Spike snorted as he managed to push his way to the bar next to Giles. The young man's eyes were busy giving Gavin's glam get-up a wary once over. Gavin waved a little then pressed to the bar.

Spike rolled his eyes. "I can't take him anywhere."

"He's yours?" Giles asked, flipping back some of his long, feathery hair.

"Good Lord, no!" Spike shuddered.

"She doesn't have the right equipment," Gavin said then turned to the bartender. "Two pints of Guinness."

"Looks just fine to me," Giles replied, his eyes on Spike's bosom.

Spike pursed his lips. He'd be furious if he wasn't just as guilty of doing that himself. He couldn't count the times he'd be talking to Dru or even Darla and be focusing on their breasts. It wasn't helping that his gauzy blouse clung to his breasts, the nipples pushing out against the fabric. What galled the most was he'd have to play at really being a woman if he wanted to talk to this guy. Spike was beginning to be thankful for his dress. It beat the hell out of all the plaid leisure suits running around, thank you Bay City Rollers. "Thanks."

"Did I see you two at our party last night?" Giles asked, his fingers toying with the gold medallion that nestled against his chest hair. His shirt was opened to the navel, keeping him from suffocating under so much polyester. Spike noticed that unlike most Disco medallions this one was actually a powerful amulet.

Spike shook his head. "I was there but I don't think we met."

"Do you have a brother?" Giles' blue eyes finally flicked up to Spike's face.

"A twin," Spike said and heard Gavin smothering a laugh.

"Maybe it was him then." Giles took out a packet of fags and lit one. Seeing the look on Spike's face, he offered him one and lit it for him. "Did you enjoy the skits?"

"Yeah they were a blast," Spike said, taking a deep drag on his cigarette as Gavin pressed the beer into his hand.

"Weren't you with a red head last night?" Gavin asked.

Giles nodded, reaching out to touch the pale skin of Spike's neck.
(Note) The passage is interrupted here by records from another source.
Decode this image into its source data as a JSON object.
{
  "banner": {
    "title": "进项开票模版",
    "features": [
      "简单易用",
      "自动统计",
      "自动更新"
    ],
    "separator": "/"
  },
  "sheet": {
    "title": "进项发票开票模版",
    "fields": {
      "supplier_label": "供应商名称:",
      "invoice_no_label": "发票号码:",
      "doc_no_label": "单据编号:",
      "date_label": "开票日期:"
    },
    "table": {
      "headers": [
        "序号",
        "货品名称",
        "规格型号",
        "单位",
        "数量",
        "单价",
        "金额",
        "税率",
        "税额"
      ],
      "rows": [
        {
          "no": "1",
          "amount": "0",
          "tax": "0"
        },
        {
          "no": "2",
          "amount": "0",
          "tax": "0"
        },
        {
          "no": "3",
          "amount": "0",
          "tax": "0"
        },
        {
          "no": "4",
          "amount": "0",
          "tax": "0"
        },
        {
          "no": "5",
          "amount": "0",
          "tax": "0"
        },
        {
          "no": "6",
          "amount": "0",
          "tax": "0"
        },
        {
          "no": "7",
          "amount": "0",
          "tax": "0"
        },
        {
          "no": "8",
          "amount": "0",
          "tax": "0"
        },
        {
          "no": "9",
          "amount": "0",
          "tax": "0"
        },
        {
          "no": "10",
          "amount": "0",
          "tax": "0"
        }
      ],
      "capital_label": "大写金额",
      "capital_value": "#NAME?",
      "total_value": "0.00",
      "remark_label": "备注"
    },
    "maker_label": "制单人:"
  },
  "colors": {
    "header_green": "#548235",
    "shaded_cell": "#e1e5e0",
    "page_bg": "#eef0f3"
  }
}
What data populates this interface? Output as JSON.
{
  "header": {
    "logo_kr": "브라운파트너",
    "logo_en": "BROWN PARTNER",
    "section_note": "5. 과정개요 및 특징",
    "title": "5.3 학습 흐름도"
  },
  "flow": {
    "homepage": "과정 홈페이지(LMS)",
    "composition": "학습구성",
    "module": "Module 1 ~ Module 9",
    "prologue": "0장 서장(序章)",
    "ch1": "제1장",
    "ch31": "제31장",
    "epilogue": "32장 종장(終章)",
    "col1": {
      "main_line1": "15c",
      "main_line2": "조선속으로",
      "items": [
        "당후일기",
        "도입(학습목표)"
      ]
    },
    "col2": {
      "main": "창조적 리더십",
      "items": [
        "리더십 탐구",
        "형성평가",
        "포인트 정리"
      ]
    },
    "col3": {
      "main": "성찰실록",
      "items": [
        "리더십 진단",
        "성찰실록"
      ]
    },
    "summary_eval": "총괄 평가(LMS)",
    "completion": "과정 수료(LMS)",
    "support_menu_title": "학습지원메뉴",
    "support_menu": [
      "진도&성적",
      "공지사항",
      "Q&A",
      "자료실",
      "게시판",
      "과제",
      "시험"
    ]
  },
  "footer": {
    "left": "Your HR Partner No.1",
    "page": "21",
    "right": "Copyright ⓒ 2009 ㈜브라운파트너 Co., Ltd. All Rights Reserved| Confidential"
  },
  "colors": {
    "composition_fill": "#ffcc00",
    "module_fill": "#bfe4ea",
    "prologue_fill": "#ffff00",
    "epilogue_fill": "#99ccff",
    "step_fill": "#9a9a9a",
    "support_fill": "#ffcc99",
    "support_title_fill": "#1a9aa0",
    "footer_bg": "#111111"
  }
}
It took all the vampire had not to freak. "Yeah, Telyn. She couldn't make it tonight. Something came up."

"You don't seem too broken up about it," Gavin said, trying not to grin at Spike's discomfort.

Giles took a swig of his ale. "We're not exactly an exclusive couple and there's plenty here to distract a man." He shot Spike an appreciative look.

Spike tried to smile. At least he hoped it was a smile and not a snarl. He felt like crying or killing, whatever came first.

"I'm not sure she's the poetry type." Gavin put a hand on Spike's shoulder. "You were reading poetry to the red head weren't you?"

Giles' look turned slightly suspicious and Spike realized they weren't dealing with an idiot. He obviously was trying to place them more firmly in his mind. Of course with the type of parties this youth threw it would be hard.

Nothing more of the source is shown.